Common Tattoo Questions For Teens
What to do when your teenager asks (begs) for a tattoo? We asked dermatologist Dr. Joan Tamburro for advice about teens and tattoos.
Q: What’s it like to get a tattoo?
Tamburro: A tattoo is a permanent design made by inserting tiny needles filled with pigments into the skin’s middle layer. During the procedure, needles connected to tubes of dye force the ink droplets under the skin repeatedly. Each needle contains the correct droplet size and density so the ink stays permanent.
Q: What are the common tattoo health risks?
Tamburro: Hepatitis B is the most common health risk. It is most likely found in places where instruments are not properly sterilized. Other risks include bacterial skin infections and allergic reactions.
Scarring and infections are another common health risk. Also, we should be concerned for teenagers with heart ailments and compromised immune systems. These parents must discuss the serious risks associate with teens and tattoos with their pediatrician.
Q: Can you be allergic to the dye used in tattoos?
Tamburro: Yes, in some cases, people can have an allergy to certain droplets of the pigments used in tattoos. Tattoo dyes, particularly red dye, can cause an allergic reaction or granulomas (bumps on the skin around the tattoo ink). The skin will become inflamed, and hives can form. Depending on the size of the tattoo and the severity of reaction, a laser may be used to break up the tattoo, or it may have to be surgically removed.

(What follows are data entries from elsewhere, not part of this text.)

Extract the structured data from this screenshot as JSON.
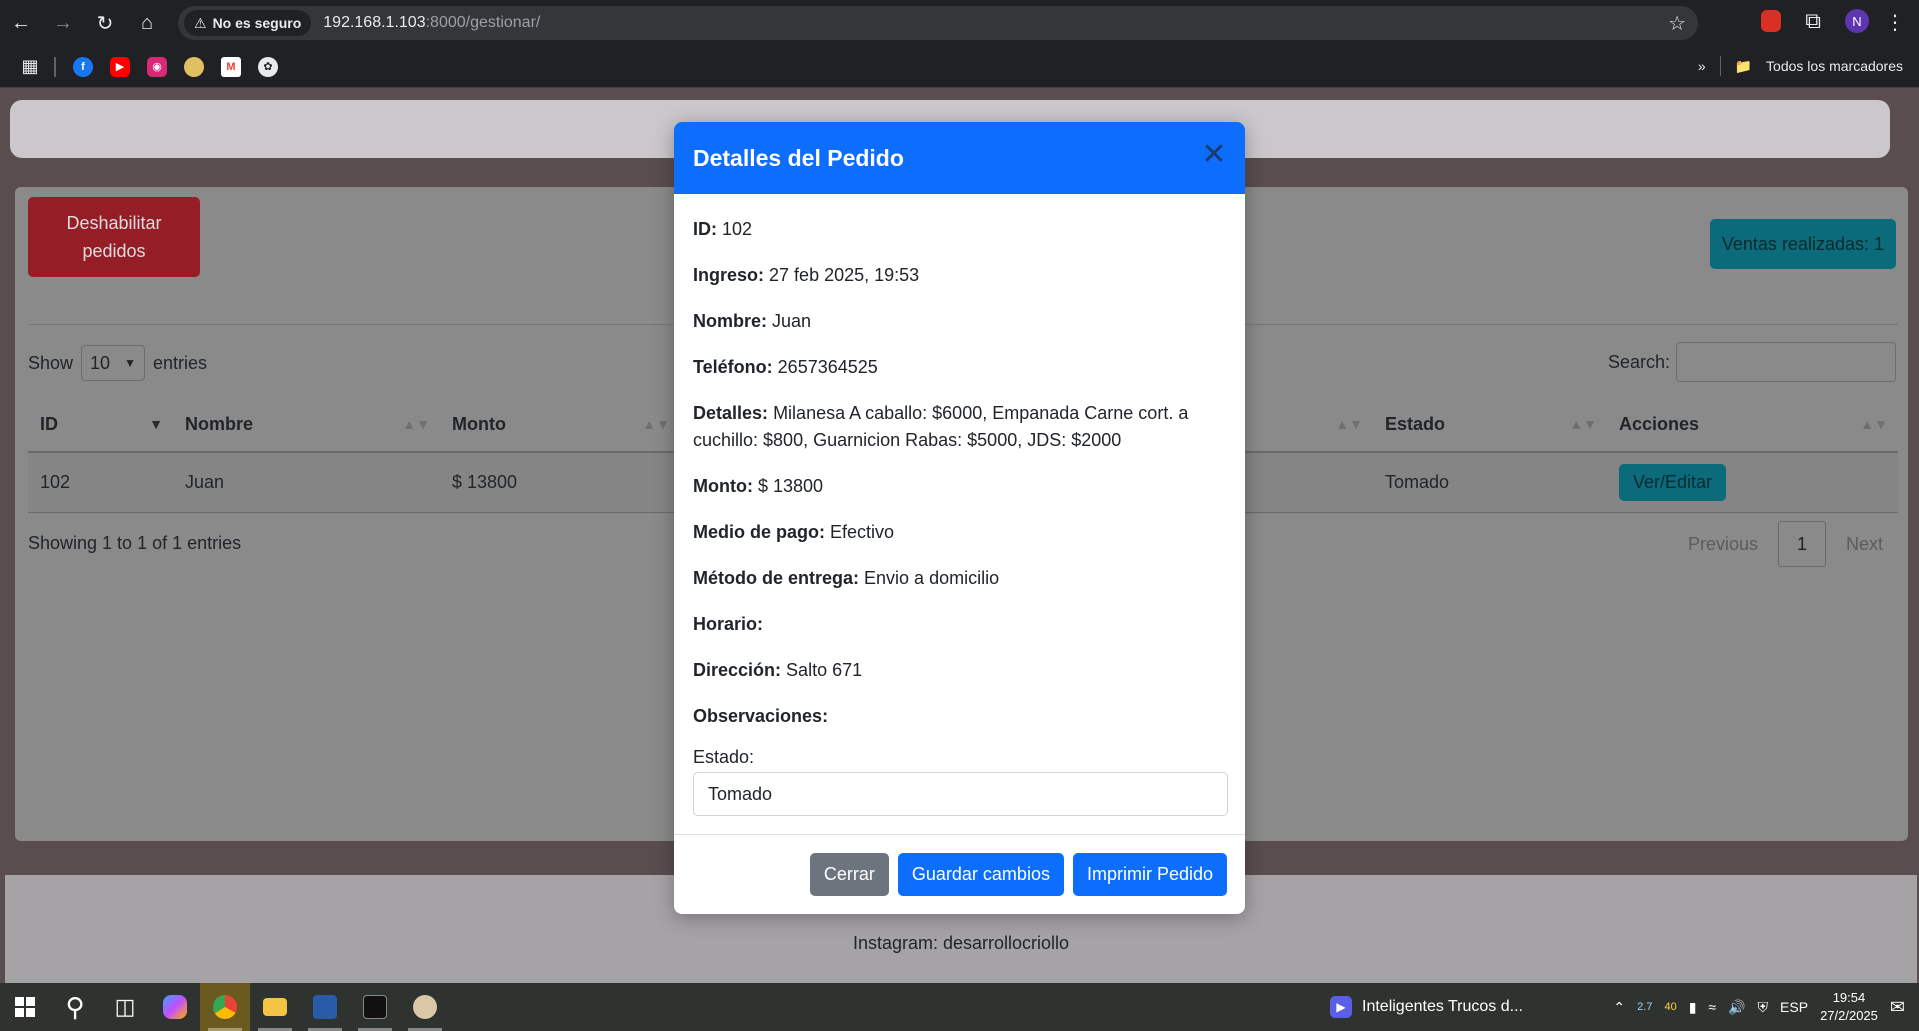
{
  "browser": {
    "security_label": "No es seguro",
    "url_host": "192.168.1.103",
    "url_path": ":8000/gestionar/",
    "profile_initial": "N",
    "bookmarks_folder": "Todos los marcadores"
  },
  "page": {
    "disable_button": "Deshabilitar pedidos",
    "ventas_badge": "Ventas realizadas: 1",
    "show_label": "Show",
    "entries_select": "10",
    "entries_label": "entries",
    "search_label": "Search:",
    "table": {
      "columns": [
        "ID",
        "Nombre",
        "Monto",
        "Estado",
        "Acciones"
      ],
      "rows": [
        {
          "id": "102",
          "nombre": "Juan",
          "monto": "$ 13800",
          "estado": "Tomado",
          "accion": "Ver/Editar"
        }
      ]
    },
    "showing_text": "Showing 1 to 1 of 1 entries",
    "pagination": {
      "previous": "Previous",
      "current": "1",
      "next": "Next"
    },
    "footer_text": "Instagram: desarrollocriollo"
  },
  "modal": {
    "title": "Detalles del Pedido",
    "fields": {
      "id": {
        "label": "ID:",
        "value": "102"
      },
      "ingreso": {
        "label": "Ingreso:",
        "value": "27 feb 2025, 19:53"
      },
      "nombre": {
        "label": "Nombre:",
        "value": "Juan"
      },
      "telefono": {
        "label": "Teléfono:",
        "value": "2657364525"
      },
      "detalles": {
        "label": "Detalles:",
        "value": "Milanesa A caballo: $6000, Empanada Carne cort. a cuchillo: $800, Guarnicion Rabas: $5000, JDS: $2000"
      },
      "monto": {
        "label": "Monto:",
        "value": "$ 13800"
      },
      "medio_pago": {
        "label": "Medio de pago:",
        "value": "Efectivo"
      },
      "metodo_entrega": {
        "label": "Método de entrega:",
        "value": "Envio a domicilio"
      },
      "horario": {
        "label": "Horario:",
        "value": ""
      },
      "direccion": {
        "label": "Dirección:",
        "value": "Salto 671"
      },
      "observaciones": {
        "label": "Observaciones:",
        "value": ""
      }
    },
    "estado_label": "Estado:",
    "estado_value": "Tomado",
    "buttons": {
      "close": "Cerrar",
      "save": "Guardar cambios",
      "print": "Imprimir Pedido"
    }
  },
  "taskbar": {
    "media_title": "Inteligentes Trucos d...",
    "tray_values": [
      "2.7",
      "40"
    ],
    "language": "ESP",
    "time": "19:54",
    "date": "27/2/2025"
  },
  "colors": {
    "primary": "#0d6efd",
    "danger_dim": "#951d26",
    "info_dim": "#0b6b7a",
    "secondary": "#6c757d"
  }
}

Q: What are the signs of infection from a tattoo?
Tamburro: Typical signs of an infection, include: warmth, redness, crusting, swelling, pus-like drainage or pain at the tattoo site. If you believe your tattoo is infected, it’s important to a doctor immediately. Depending on the severity of the infection, they will most likely be prescribed a topical or oral antibiotic. Also, the site will have to cleansed and dressed regularly.
Q: Are certain areas of the body better or worse for tattoos?
Tamburro: All tattoos are prone to infection before they are completely healed. Areas with friction are slower to heal, thus increasing the risk of scarring or inflammatory response.There is a correlation between placement on the body and healing; the lower a tattoo is placed on the body, the slower the rate of healing. For example, a tattoo on an ankle takes longer to heal than a tattoo on a shoulder.
Q: Advice for choosing a tattoo studio?
Tamburro: Obviously, the studio must look clean and professional with properly trained employees. Ask questions about the following: equipment sterilization, (all non-disposable equipment should be heat sterilized or disinfected with a commercial disinfectant), ink type (avoid arsenic-based ink), and the policy regarding follow-up.
Q: What advice would you give to parents?
Tamburro: Parents should share their opinions about teens and tattoos. Ask them why they want a tattoo and whether they understand the implications. Most teens do not “think beyond 18,” so they cannot imagine how a permanent tattoo might look many years from now. Parents should make sure that their teen has researched the process and understands the risks before making a decision.
Our expert is Dr. Joan Tamburro is a pediatric dermatologist with University Hospitals Rainbow Babies & Children’s Hospital.